Моя мужская правда - [28]
Кое-чего не понимал и я. Например: почему, постоянно желая быть с Лидией, не хочу Лидию. По-своему, наверное, я даже любил ее, но ее тело — ненавидел. Едва кончив, жалел, что начал. Однажды, в самом начале нашей связи, пытаясь возбудить партнершу, я провел пальцами по ее гениталиям и был поражен сухостью и какой-то безжизненностью плоти как раз там, где надлежит царить дарующей жизнь влажности. Профессор Цукерман заскользил губами вниз по телу Лидии, делая вид, что продолжает ласкать его, а на самом деле исполненный встревоженного любопытства. Открывшаяся картина была безрадостной: половые губы миссис Кеттерер оказались вялыми и бесцветными, словно принадлежали одной из ее незамужних теток, а не здоровой женщине, которой еще не исполнилось и тридцати. Последствия чудовищного отцовского эксперимента? От этой догадки веяло не столько анатомией, сколько литературщиной, но, даже отметив это, я продолжал с негодованием твердить про себя: последствия чудовищного отцовского эксперимента.
Читатель! Представь нас с Лидией в постели. Представь мою тревогу. Представь, что ночь прошла. Представь, что двадцатичетырехлетний любовник вновь заскользил губами вниз и, раздвинув руками ноги подруги, утонул головой между ее бедер.
— Пожалуйста, — попросила Лидия, — не делай этого.
— Почему? — спросил я, подняв голову и уверенный в ответе: потому, что там я выгляжу безобразно.
Но она ответила иначе: «Я предупреждала. Я не могу дойти до оргазма. Что бы ты ни делал».
Тоном всезнайки, все повидавшего и везде побывавшего, я сказал: «Ты слишком много об этом думаешь» — и припал ртом к сухой, коричневатой, дряблой плоти между ее лилипутскими ногами (нет, это тебе не миссис Слейтер, у той-то все иначе). Мой язык обследовал и ласкал место кровосмесительного преступления; я не испытывал ни малейшего (как, по-видимому, и она) удовольствия, так ведь и дело шло не о наслаждении, а об акте почти сакральном: может быть, это станет для нас обоих очищением от прошлого.
Как будто это могло стать очищением от прошлого! Литература, литература, сплошная беллетристика. Я, между прочим, прекрасно осознавал несбыточность своей идеи. Мадам Бовари отравилась не ядом, а романтической писаниной; профессор Цукерман слегка перебрал филологии. В этом был весь я: отдавая себе отчет в надуманной высокопарности собственных побуждений, я истово работал губами и языком; я совершал некое причастие, зная, что никакого причастия тут нет, кроме разве одного: «надуманный». Это касалось не только интимных отношений с Лидией, но и мигреней, и размышлений о жизни вообще: жизнь шла как по писаному, опираясь на то, что уже было написано, опубликовано и отрецензировано, словно на костыли. Недаром моя выпускная работа в колледже именовалась «Христианские искусы в еврейской жизни: анализ иронических высказываний о „накликанном несчастье“».
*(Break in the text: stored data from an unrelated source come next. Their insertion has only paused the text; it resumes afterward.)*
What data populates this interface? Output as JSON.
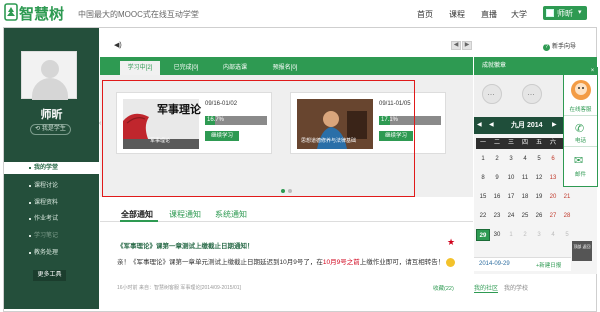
{
  "header": {
    "logo_text": "智慧树",
    "slogan": "中国最大的MOOC式在线互动学堂",
    "nav": [
      "首页",
      "课程",
      "直播",
      "大学"
    ],
    "user_name": "师昕"
  },
  "sidebar": {
    "name": "师昕",
    "role": "我是学生",
    "items": [
      "我的学堂",
      "课程讨论",
      "课程资料",
      "作业考试",
      "学习笔记",
      "教务处理"
    ],
    "more_tools": "更多工具"
  },
  "course_tabs": [
    "学习中[2]",
    "已完成[0]",
    "内部选课",
    "预报名[0]"
  ],
  "courses": [
    {
      "title": "军事理论",
      "subtitle": "军事理论",
      "dates": "09/16-01/02",
      "progress_text": "16.7%",
      "progress": 0.167,
      "button": "继续学习"
    },
    {
      "title": "思想道德修养与法律基础",
      "subtitle": "思想道德修养与法律基础",
      "dates": "09/11-01/05",
      "progress_text": "17.1%",
      "progress": 0.171,
      "button": "继续学习"
    }
  ],
  "notice_tabs": [
    "全部通知",
    "课程通知",
    "系统通知"
  ],
  "notice": {
    "title": "《军事理论》课第一章测试上缴截止日期通知！",
    "body_pre": "亲！《军事理论》课第一章单元测试上缴截止日期延迟到10月9号了，在",
    "body_red": "10月9号之前",
    "body_post": "上缴作业即可，请互相转告！",
    "meta": "16小时前 来自：智慧树客服 军事理论[2014/09-2015/01]",
    "fav": "收藏(22)"
  },
  "right": {
    "help": "新手向导",
    "badges_title": "成就徽章",
    "calendar": {
      "title": "九月 2014",
      "weekdays": [
        "一",
        "二",
        "三",
        "四",
        "五",
        "六",
        "日"
      ],
      "weeks": [
        [
          "1",
          "2",
          "3",
          "4",
          "5",
          "6",
          "7"
        ],
        [
          "8",
          "9",
          "10",
          "11",
          "12",
          "13",
          "14"
        ],
        [
          "15",
          "16",
          "17",
          "18",
          "19",
          "20",
          "21"
        ],
        [
          "22",
          "23",
          "24",
          "25",
          "26",
          "27",
          "28"
        ],
        [
          "29",
          "30",
          "1",
          "2",
          "3",
          "4",
          "5"
        ]
      ],
      "today": "29",
      "selected_date": "2014-09-29",
      "new_log": "+新建日报"
    },
    "community_tabs": [
      "我的社区",
      "我的学校"
    ]
  },
  "float_widget": {
    "items": [
      "在线客服",
      "电话",
      "邮件"
    ],
    "close": "×",
    "scroll_top": "顶部 返回"
  }
}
Итак: столько раз в неделю, на сколько меня хватало, я «совершал это таинство», но так и не преодолел ни антипатии к ее телу, ни ее холодности, ни собственной веры, ни собственного неверия в мрачные предзнаменования.
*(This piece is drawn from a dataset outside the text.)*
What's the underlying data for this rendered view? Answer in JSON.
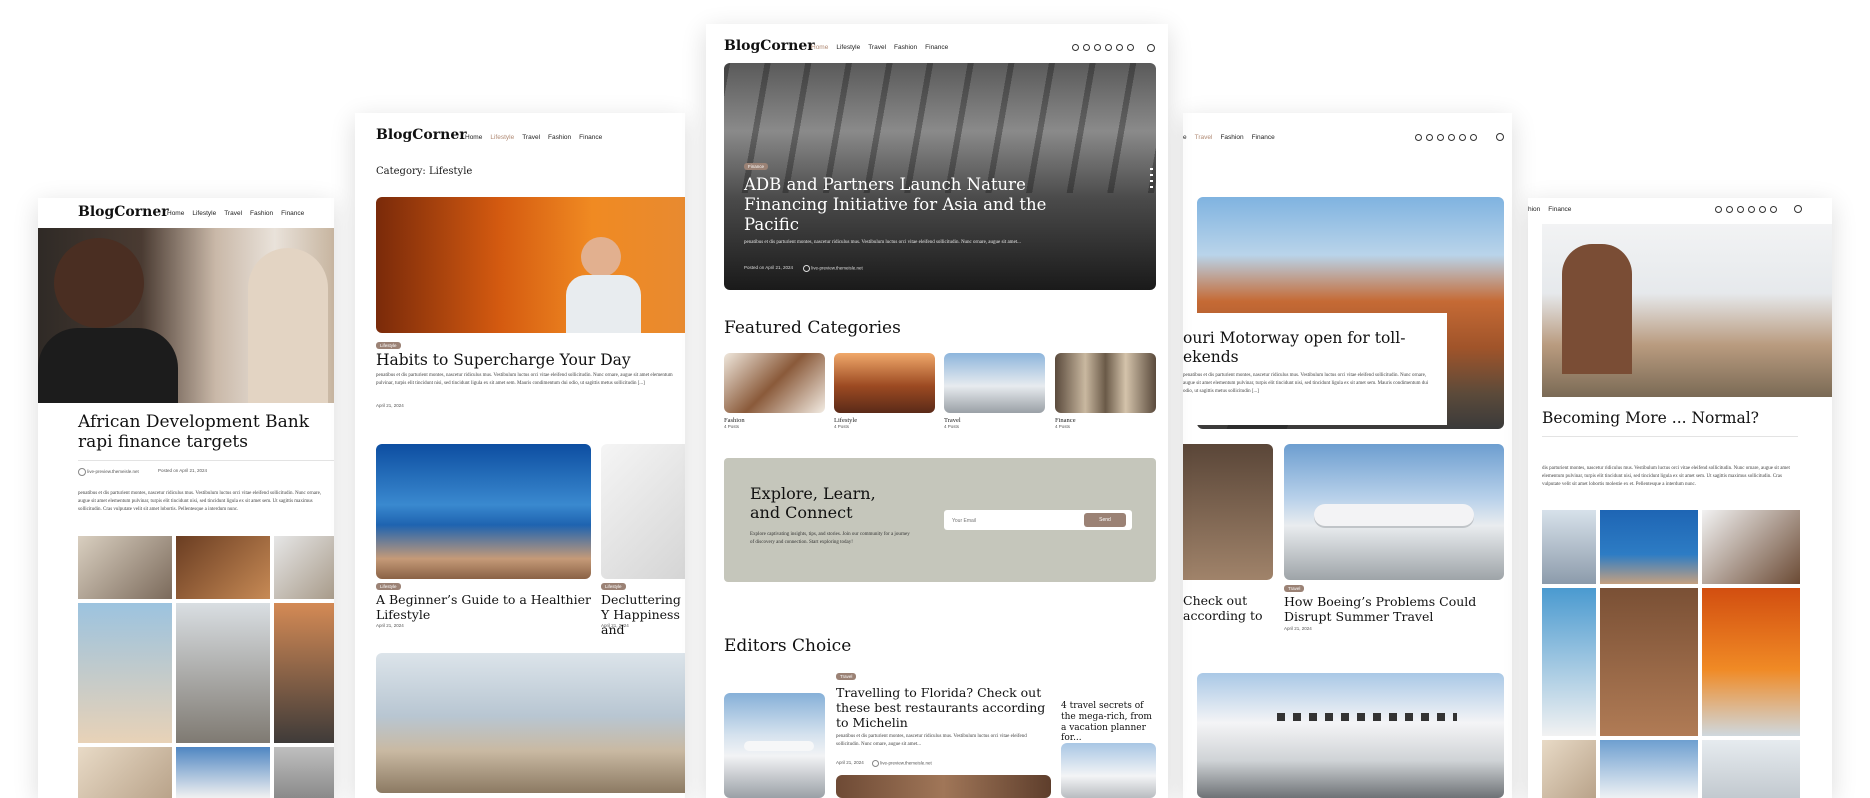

В первые месяцы связи с Лидией я продолжал получать письма от Шерон Щацки, юной особы, обучавшейся в колледже в Пембруке, а иногда говорил с ней по телефону, хотя наш страстный роман оборвался еще до моего приезда в Чикаго. Стройная, привлекательная, темноволосая, Шерон с энтузиазмом вгрызалась в гранит науки; ее филологические успехи были уже замечены и отмечены преподавателями. Щацки-отец, преуспевающий производитель зипперов, член престижного клуба, владелец пригородного дома в несколько сотен тысяч, неплохо относился ко мне, принимал и привечал — но только до тех пор, пока я не спознался с мигренью. Мои головные боли вызвали у мистера Щацки серьезнейшую обеспокоенность: что, как дочь выкинет фортель и приведет в семью недееспособного зятя — потом поддерживай, а то и содержи их всю оставшуюся жизнь. Король зипперов нисколько не скрывал своих опасений. Шерон бесилась от его «бессердечности». «Я ему все-таки дочь, а не дочернее предприятие», — со злой язвительностью сказала она как-то. Я, стараясь быть справедливым, попытался оправдать простительную тревогу мистера Щацки. Он (говорил я) — отец, и его отцовский долг со всей ясностью предупредить дочь о возможных долгосрочных последствиях мигренозного синдрома; это своего рода прививка, как от оспы или кори. Отец не хочет, чтобы ты страдала без всякой на то причины. «Я люблю тебя, — ответила Шерон, — вот моя „причина“. Я не брошу тебя, какую бы чепуху он ни нес. Я хочу заботиться о тебе». — «И все-таки он по-своему прав, когда раз за разом повторяет, что неизвестно, как далеко может зайти болезнь». — «А я раз за разом повторяю, что люблю тебя».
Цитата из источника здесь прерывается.